DG: I was heading the joint venture between TBWA and Brodeur (both Omnicom Group companies), called Brodeur India and after about nine years within the group, was getting very comfortable. Then some acquisition/consolidation happened within the group which thankfully shook me out of my reverie. Frankly speaking, had no clue about what I would do next, since the initial goal was a generic ‘to head a business’. Had already done that for seven odd years but never got around to recalibrating it!
At this point, I would have loved to cite a nice inspirational back story but the truth is that friends, colleagues and clients were the real influencers, and the favourable situation helped. I started speaking to more and more people around and was very pleasantly surprised with the support I received from all quarters. One day I just decided to go for it.

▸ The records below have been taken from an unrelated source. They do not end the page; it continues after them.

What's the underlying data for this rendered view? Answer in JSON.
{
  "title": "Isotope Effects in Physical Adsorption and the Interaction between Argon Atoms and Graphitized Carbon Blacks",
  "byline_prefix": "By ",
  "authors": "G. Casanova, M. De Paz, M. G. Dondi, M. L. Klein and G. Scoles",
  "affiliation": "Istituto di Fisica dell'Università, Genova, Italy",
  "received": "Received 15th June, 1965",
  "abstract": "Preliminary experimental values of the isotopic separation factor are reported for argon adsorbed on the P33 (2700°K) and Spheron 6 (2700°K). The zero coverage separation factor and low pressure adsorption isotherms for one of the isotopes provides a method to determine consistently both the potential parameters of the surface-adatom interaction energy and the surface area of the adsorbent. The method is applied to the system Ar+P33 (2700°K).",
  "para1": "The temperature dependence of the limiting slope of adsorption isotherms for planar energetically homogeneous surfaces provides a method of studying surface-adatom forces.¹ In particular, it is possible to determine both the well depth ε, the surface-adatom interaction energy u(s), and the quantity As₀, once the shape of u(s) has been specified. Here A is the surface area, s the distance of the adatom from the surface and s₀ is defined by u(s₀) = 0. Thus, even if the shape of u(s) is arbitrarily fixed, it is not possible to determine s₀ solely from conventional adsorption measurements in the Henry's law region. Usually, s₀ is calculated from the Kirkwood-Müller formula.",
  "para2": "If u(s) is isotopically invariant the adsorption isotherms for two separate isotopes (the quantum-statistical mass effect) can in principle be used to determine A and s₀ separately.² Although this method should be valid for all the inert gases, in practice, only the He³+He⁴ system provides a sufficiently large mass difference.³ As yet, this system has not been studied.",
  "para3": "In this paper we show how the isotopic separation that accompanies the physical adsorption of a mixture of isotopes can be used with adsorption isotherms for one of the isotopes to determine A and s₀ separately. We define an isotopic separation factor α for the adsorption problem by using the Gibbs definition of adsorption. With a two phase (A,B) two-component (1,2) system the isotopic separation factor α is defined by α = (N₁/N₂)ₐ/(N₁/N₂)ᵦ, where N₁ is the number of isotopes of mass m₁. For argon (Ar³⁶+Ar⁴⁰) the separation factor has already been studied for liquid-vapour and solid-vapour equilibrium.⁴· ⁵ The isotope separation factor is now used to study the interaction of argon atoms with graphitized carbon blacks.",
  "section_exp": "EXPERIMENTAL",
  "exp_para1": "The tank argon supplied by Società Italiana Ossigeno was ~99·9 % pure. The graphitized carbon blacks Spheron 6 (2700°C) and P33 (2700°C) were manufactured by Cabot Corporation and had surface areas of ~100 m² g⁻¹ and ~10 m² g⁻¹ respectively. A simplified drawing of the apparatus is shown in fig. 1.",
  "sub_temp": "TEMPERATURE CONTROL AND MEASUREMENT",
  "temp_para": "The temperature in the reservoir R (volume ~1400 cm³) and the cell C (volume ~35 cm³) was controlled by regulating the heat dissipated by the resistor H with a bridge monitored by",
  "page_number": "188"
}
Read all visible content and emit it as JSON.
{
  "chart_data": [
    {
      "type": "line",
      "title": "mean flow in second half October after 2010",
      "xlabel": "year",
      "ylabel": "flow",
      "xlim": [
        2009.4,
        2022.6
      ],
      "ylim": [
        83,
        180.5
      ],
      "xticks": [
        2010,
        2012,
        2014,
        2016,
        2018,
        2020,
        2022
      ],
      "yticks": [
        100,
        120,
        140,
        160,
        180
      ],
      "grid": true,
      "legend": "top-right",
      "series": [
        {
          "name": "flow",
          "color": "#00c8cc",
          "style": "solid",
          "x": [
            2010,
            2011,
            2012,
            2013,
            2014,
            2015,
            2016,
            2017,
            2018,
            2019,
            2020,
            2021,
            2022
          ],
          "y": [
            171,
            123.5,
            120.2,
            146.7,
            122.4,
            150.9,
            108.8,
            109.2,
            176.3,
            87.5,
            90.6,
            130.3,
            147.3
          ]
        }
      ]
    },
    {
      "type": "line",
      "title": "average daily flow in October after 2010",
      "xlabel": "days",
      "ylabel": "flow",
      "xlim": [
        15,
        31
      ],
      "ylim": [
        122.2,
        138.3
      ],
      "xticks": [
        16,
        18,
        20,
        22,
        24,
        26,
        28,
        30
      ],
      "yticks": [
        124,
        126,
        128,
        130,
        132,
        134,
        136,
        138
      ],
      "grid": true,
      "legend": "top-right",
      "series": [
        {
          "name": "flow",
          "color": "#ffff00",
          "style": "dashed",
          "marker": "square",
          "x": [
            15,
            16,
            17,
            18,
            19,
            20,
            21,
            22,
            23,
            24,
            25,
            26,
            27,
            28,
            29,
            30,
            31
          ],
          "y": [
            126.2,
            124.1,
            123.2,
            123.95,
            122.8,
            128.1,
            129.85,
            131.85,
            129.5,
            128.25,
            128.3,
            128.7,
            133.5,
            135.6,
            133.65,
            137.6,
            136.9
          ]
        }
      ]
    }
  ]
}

RT: What were the challenges of entrepreneurship?
DG: I had always worked in large organisations, before starting off on my own and in such set-ups it is easy to take things for granted. There is an existing infrastructure as well as systems and processes that helps one along. Then there is a way how the eco-system of clients, employees and partners will react to people from large organisations. Things are very different for a small-time entrepreneur. Coming to terms with and adapting to the new reality was a challenge in the beginning.

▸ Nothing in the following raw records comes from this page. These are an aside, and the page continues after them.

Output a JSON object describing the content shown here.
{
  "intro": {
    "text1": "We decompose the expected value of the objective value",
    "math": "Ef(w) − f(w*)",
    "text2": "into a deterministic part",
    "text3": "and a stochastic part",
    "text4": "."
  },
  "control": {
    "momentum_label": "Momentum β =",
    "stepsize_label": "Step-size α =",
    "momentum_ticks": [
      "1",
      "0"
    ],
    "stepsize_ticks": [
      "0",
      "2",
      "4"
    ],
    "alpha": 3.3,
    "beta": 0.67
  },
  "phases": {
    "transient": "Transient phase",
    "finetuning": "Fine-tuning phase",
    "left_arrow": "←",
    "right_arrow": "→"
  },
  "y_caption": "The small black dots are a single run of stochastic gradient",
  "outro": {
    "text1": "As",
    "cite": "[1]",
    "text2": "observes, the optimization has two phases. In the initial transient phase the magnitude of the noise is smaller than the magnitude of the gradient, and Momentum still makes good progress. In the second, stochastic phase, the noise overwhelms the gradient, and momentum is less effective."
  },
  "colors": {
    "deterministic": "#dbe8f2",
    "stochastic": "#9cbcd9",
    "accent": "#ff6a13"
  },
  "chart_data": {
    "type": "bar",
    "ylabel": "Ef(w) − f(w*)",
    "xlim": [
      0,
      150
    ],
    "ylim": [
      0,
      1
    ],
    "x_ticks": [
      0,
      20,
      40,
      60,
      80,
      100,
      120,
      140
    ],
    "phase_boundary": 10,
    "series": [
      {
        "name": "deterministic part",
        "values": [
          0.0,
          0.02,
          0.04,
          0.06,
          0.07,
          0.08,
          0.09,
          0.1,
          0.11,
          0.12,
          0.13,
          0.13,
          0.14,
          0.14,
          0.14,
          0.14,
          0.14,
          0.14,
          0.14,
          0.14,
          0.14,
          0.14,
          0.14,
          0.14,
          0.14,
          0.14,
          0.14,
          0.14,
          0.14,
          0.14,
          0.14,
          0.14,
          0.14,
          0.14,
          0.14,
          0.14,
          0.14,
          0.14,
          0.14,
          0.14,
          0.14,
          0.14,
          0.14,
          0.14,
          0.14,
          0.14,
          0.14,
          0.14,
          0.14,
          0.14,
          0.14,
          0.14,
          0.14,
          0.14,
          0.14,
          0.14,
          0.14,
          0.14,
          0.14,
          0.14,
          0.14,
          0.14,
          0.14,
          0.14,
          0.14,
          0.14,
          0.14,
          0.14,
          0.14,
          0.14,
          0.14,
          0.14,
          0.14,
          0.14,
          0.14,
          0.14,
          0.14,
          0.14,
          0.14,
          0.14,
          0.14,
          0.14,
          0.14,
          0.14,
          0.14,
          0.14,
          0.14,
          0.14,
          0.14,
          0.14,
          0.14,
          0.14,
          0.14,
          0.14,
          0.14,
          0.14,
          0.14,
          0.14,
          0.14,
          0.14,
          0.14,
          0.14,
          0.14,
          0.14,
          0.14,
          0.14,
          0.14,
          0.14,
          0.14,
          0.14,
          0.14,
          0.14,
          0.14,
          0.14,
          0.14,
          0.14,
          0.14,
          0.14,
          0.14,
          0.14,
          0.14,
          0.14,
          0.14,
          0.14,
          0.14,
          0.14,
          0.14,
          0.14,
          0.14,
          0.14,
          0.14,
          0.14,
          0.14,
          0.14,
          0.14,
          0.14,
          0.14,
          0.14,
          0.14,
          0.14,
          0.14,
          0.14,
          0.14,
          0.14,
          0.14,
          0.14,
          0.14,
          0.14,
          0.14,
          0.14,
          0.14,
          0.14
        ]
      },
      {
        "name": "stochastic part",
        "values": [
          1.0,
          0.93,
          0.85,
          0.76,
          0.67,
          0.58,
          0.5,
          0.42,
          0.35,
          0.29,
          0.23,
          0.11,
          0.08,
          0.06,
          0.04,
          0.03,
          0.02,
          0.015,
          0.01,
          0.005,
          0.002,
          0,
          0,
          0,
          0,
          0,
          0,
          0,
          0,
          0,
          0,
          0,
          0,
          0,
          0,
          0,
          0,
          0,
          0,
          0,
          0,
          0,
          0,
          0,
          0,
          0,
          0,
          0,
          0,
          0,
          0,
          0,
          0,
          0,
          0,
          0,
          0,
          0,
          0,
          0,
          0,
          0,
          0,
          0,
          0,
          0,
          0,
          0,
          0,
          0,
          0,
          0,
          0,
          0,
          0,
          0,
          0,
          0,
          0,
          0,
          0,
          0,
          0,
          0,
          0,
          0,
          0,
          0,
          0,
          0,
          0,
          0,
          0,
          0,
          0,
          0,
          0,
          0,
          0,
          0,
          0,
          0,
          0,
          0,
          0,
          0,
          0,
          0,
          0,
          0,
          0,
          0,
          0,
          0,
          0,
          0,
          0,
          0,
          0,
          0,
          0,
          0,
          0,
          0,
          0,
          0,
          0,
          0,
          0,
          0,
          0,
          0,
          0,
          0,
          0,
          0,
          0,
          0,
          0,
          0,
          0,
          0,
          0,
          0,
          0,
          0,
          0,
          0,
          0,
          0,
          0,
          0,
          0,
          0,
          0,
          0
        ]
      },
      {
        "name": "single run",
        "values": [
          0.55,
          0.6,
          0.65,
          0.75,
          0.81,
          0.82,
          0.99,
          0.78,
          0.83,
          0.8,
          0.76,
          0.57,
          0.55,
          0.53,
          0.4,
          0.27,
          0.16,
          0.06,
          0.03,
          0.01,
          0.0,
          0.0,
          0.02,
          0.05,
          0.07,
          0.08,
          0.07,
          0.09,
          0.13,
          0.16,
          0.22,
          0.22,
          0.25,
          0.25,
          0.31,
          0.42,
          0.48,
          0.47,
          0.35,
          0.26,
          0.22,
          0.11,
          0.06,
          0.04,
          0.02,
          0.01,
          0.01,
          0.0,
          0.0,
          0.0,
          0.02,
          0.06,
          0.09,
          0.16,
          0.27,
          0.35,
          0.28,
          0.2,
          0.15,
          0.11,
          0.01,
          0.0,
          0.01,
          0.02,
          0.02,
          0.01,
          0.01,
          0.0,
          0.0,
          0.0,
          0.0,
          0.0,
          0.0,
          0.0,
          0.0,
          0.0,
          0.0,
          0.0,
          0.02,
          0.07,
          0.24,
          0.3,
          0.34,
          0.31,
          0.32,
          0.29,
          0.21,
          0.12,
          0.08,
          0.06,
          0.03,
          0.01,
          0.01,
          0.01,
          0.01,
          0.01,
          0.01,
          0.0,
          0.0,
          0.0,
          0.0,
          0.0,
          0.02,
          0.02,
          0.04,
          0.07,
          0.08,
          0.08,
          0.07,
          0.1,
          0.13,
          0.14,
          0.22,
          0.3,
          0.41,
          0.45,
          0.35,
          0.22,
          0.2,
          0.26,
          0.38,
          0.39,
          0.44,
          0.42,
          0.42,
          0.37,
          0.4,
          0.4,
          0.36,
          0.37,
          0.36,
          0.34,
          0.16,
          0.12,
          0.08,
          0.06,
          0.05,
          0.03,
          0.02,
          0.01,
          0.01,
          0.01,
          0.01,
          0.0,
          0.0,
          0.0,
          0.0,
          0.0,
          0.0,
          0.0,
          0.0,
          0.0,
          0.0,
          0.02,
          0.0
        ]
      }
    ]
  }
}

There are many other challenges that one is faced with on an ongoing basis but it is mostly about how you prepare yourself internally to deal with them. I believe it is critical not to take anything too seriously. Preparing for the worst, celebrating day-to-day successes, absorbing disappointments and moving on quickly to the next opportunity should all be key components of the entrepreneur’s overall approach.
RT: How does Candour stand out in a market that has become largely cluttered?
DG: We concentrate on the basics of working earnestly, building relationships, providing value to our clients and learning something new all the time. Whether by design or circumstances, we have become very strong in areas such as technology, healthcare and education. Being part of some highly innovative international agency networks has helped us remain up to speed on global standards and processes. I think this combination of belief in earnest work, strength in some areas and generally keeping abreast of everything that happens around us has helped in claiming a space for ourselves, however small, within the profession.
RT: Name a couple of interesting campaigns that you have worked on over the last few years?
DG: There have been too many I am proud of and I fear I will do injustice to the clients and colleagues who worked with me on all of them if I just name a couple. Having said that, personally being part of the evolution of the NIIT group over the last two decades; handling one of the first industry relations/speakers bureau campaigns in the country for IBM GBS; country wide KOL programmes for Johnson and Johnson Medical; many of the marketing programmes that we run for B2B tech companies are some that come to mind.
RT: Where do you see Candour five years from now?
DG: We have always been a tech-first consultancy. Increasingly, we are becoming more of a tech-focussed B2B marketing firm and that’s where I expect we will be a few years hence. The scale and depth of our services will increase as we will continue to specialise in this space.
RT: How do you spend your leisure time?
DG: I am a complete foodie, so hunting for the next gastronomic high is always on the agenda. I love cooking and am highly likely to bore people talking about where I picked up some ingredient from and how much marination a particular meat requires. In recent times, I have also tried to get into some food-related businesses. Otherwise, I like a good book and am very passionate about travel. Road trips, trekking or just lying on the beach are all taken very seriously within the wonderful family and friends I am surrounded by.
RT: What is your advice for youngsters keen to join the PR business?
DG: Build your content capabilities, upskill and reskill yourself constantly, especially on digital and pick up good working knowledge of all forms of communication. Read a lot. Find your own style and inspiration, you don’t always need to follow management gurus and their teachings.